12 Vielfach werden die schwächsten Glieder der Bande mit der unmittelbaren Tatausführung beauftragt. Diese fordern dann – nach erfolgreicher
Ausführung der Tat – telefonisch den Fahrer an, der sie sodann in der Nähe des Tatorts abholt. Vielfach werden auch weitere Bandenmitglieder
eingesetzt, um bei einer Störung durch Dritte während der Tatausführung telefonisch zu warnen (vgl. Beschluss des LG Rottweil vom 2.2.2004,
Az.: 3 Qs 17/04).
13 Diese Annahme reicht für den Auskunftsanspruch aus; weitere tatsächliche Anhaltspunkte sind nicht erforderlich (vgl. BGH NStZ 2002, 107).
14 Die Kammer teilt nicht die Rechtsauffassung des Ermittlungsrichters, dass in den Fällen der Funkzellenabfrage stets § 100 a S. 2 StPO
anwendbar sei und deshalb stets tatsächliche Anhaltspunkte vorliegen müssten, dass ein Mobiltelefon benutzt worden sei.
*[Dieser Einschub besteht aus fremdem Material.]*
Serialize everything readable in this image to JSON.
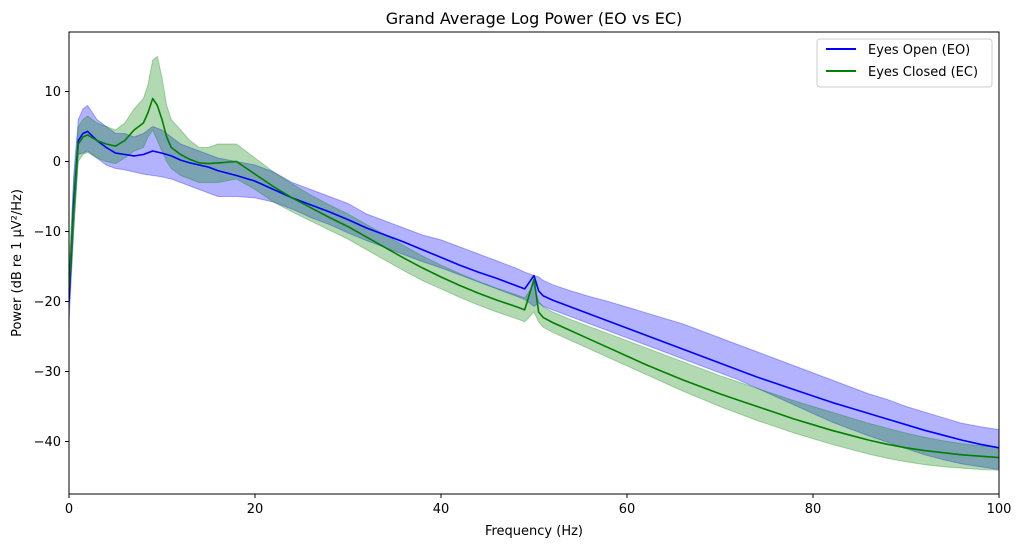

15 Die vorliegende Maßnahme richtet sich gegen unbekannte Beschuldigte und nicht gegen Dritte; § 100 a S. 2 StPO enthält lediglich eine
Einschränkung für den Fall, dass gezielt ein Anschluss eines Dritten abgehört werden soll. Dies ist vorliegend gerade nicht der Fall; dass Dritte
mitbetroffen sein können, ändert hieran nichts (s. nachf. c., d.).
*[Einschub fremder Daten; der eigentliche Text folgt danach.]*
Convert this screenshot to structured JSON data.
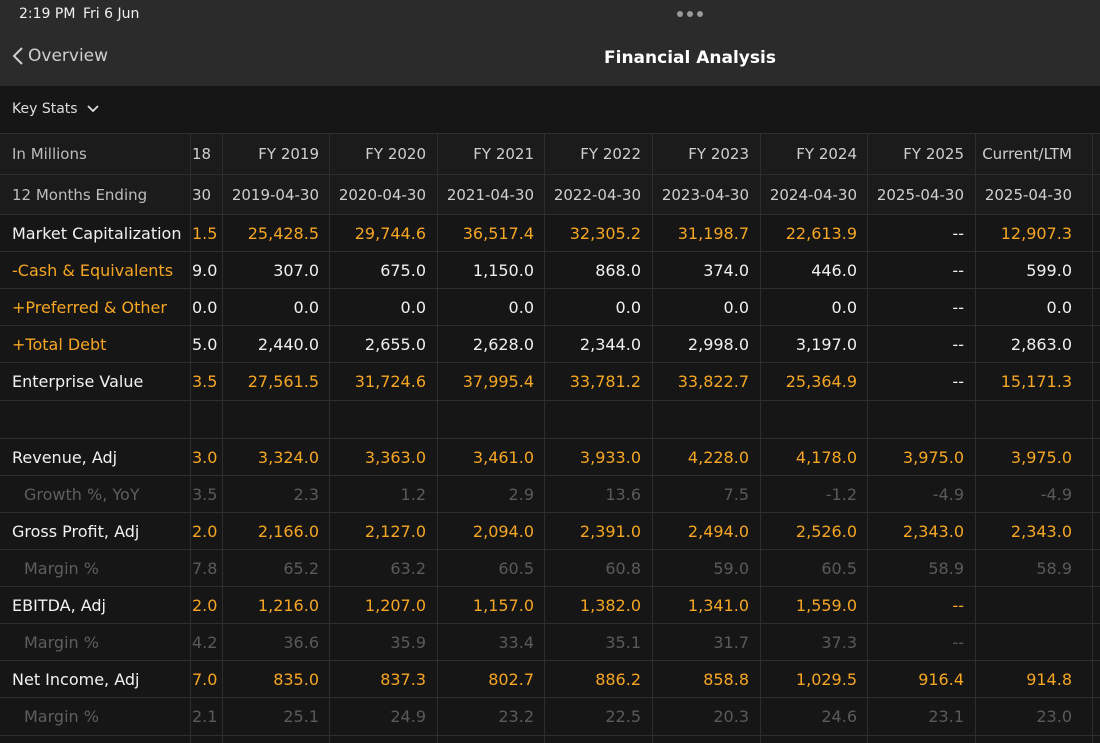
{
  "status_bar": {
    "time": "2:19 PM",
    "date": "Fri 6 Jun"
  },
  "nav": {
    "back_label": "Overview",
    "title": "Financial Analysis"
  },
  "key_stats": {
    "label": "Key Stats"
  },
  "header": {
    "label_col": "In Millions",
    "partial_col": "18",
    "columns": [
      "FY 2019",
      "FY 2020",
      "FY 2021",
      "FY 2022",
      "FY 2023",
      "FY 2024",
      "FY 2025",
      "Current/LTM"
    ]
  },
  "subheader": {
    "label_col": "12 Months Ending",
    "partial_col": "30",
    "columns": [
      "2019-04-30",
      "2020-04-30",
      "2021-04-30",
      "2022-04-30",
      "2023-04-30",
      "2024-04-30",
      "2025-04-30",
      "2025-04-30"
    ]
  },
  "rows": [
    {
      "label": "Market Capitalization",
      "partial": "1.5",
      "values": [
        "25,428.5",
        "29,744.6",
        "36,517.4",
        "32,305.2",
        "31,198.7",
        "22,613.9",
        "--",
        "12,907.3"
      ]
    },
    {
      "label": "-Cash & Equivalents",
      "partial": "9.0",
      "values": [
        "307.0",
        "675.0",
        "1,150.0",
        "868.0",
        "374.0",
        "446.0",
        "--",
        "599.0"
      ]
    },
    {
      "label": "+Preferred & Other",
      "partial": "0.0",
      "values": [
        "0.0",
        "0.0",
        "0.0",
        "0.0",
        "0.0",
        "0.0",
        "--",
        "0.0"
      ]
    },
    {
      "label": "+Total Debt",
      "partial": "5.0",
      "values": [
        "2,440.0",
        "2,655.0",
        "2,628.0",
        "2,344.0",
        "2,998.0",
        "3,197.0",
        "--",
        "2,863.0"
      ]
    },
    {
      "label": "Enterprise Value",
      "partial": "3.5",
      "values": [
        "27,561.5",
        "31,724.6",
        "37,995.4",
        "33,781.2",
        "33,822.7",
        "25,364.9",
        "--",
        "15,171.3"
      ]
    },
    {
      "label": "",
      "partial": "",
      "values": [
        "",
        "",
        "",
        "",
        "",
        "",
        "",
        ""
      ]
    },
    {
      "label": "Revenue, Adj",
      "partial": "3.0",
      "values": [
        "3,324.0",
        "3,363.0",
        "3,461.0",
        "3,933.0",
        "4,228.0",
        "4,178.0",
        "3,975.0",
        "3,975.0"
      ]
    },
    {
      "label": "Growth %, YoY",
      "partial": "3.5",
      "values": [
        "2.3",
        "1.2",
        "2.9",
        "13.6",
        "7.5",
        "-1.2",
        "-4.9",
        "-4.9"
      ]
    },
    {
      "label": "Gross Profit, Adj",
      "partial": "2.0",
      "values": [
        "2,166.0",
        "2,127.0",
        "2,094.0",
        "2,391.0",
        "2,494.0",
        "2,526.0",
        "2,343.0",
        "2,343.0"
      ]
    },
    {
      "label": "Margin %",
      "partial": "7.8",
      "values": [
        "65.2",
        "63.2",
        "60.5",
        "60.8",
        "59.0",
        "60.5",
        "58.9",
        "58.9"
      ]
    },
    {
      "label": "EBITDA, Adj",
      "partial": "2.0",
      "values": [
        "1,216.0",
        "1,207.0",
        "1,157.0",
        "1,382.0",
        "1,341.0",
        "1,559.0",
        "--",
        ""
      ]
    },
    {
      "label": "Margin %",
      "partial": "4.2",
      "values": [
        "36.6",
        "35.9",
        "33.4",
        "35.1",
        "31.7",
        "37.3",
        "--",
        ""
      ]
    },
    {
      "label": "Net Income, Adj",
      "partial": "7.0",
      "values": [
        "835.0",
        "837.3",
        "802.7",
        "886.2",
        "858.8",
        "1,029.5",
        "916.4",
        "914.8"
      ]
    },
    {
      "label": "Margin %",
      "partial": "2.1",
      "values": [
        "25.1",
        "24.9",
        "23.2",
        "22.5",
        "20.3",
        "24.6",
        "23.1",
        "23.0"
      ]
    }
  ],
  "colors": {
    "accent": "#f5a623",
    "background": "#161616",
    "bar": "#2b2b2b",
    "dim_text": "#5a5a5a"
  }
}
16 b. Im übrigen zielt die Maßnahme nicht auf die Gewinnung von Erkenntnissen über Kommunikationsinhalte ab und erreicht deshalb die
Eingriffstiefe von Maßnahmen nach § 100 a StPO bei weitem nicht (vgl. BT-Drucks. 14/7258 S. 1-2).
17 c. Es kommt hinzu, dass die Anzahl der möglicherweise betroffenen unbeteiligten Dritten aufgrund der frühen und deshalb
kommunikationsarmen Zeit sehr gering sein wird.
18 Dass diese wenigen Teilnehmer am Mobilfunkverkehr als Verdächtige in Betracht kommen, ist angesichts der Schwere des Tatvorwurfs nicht
unverhältnismäßig, zumal die Strafverfolgungsbehörden bei den Ermittlungen entsprechend dem Verdachtsgrad üblicherweise zunächst
schonend vorgehen und nicht sogleich Zwangsmaßnahmen einleiten.
19 d. Dass durch die Anordnung möglicherweise datenschutzrechtliche Interessen Dritter betroffen sind, ist der Maßnahme immanent; dem trug der
Gesetzgeber mit den Benachrichtigungspflichten des § 101 StPO Rechnung.
20 4. Nach allem war der Beschwerde stattzugeben und die beantragte Maßnahme anzuordnen (§ 309 Abs. 2 StPO).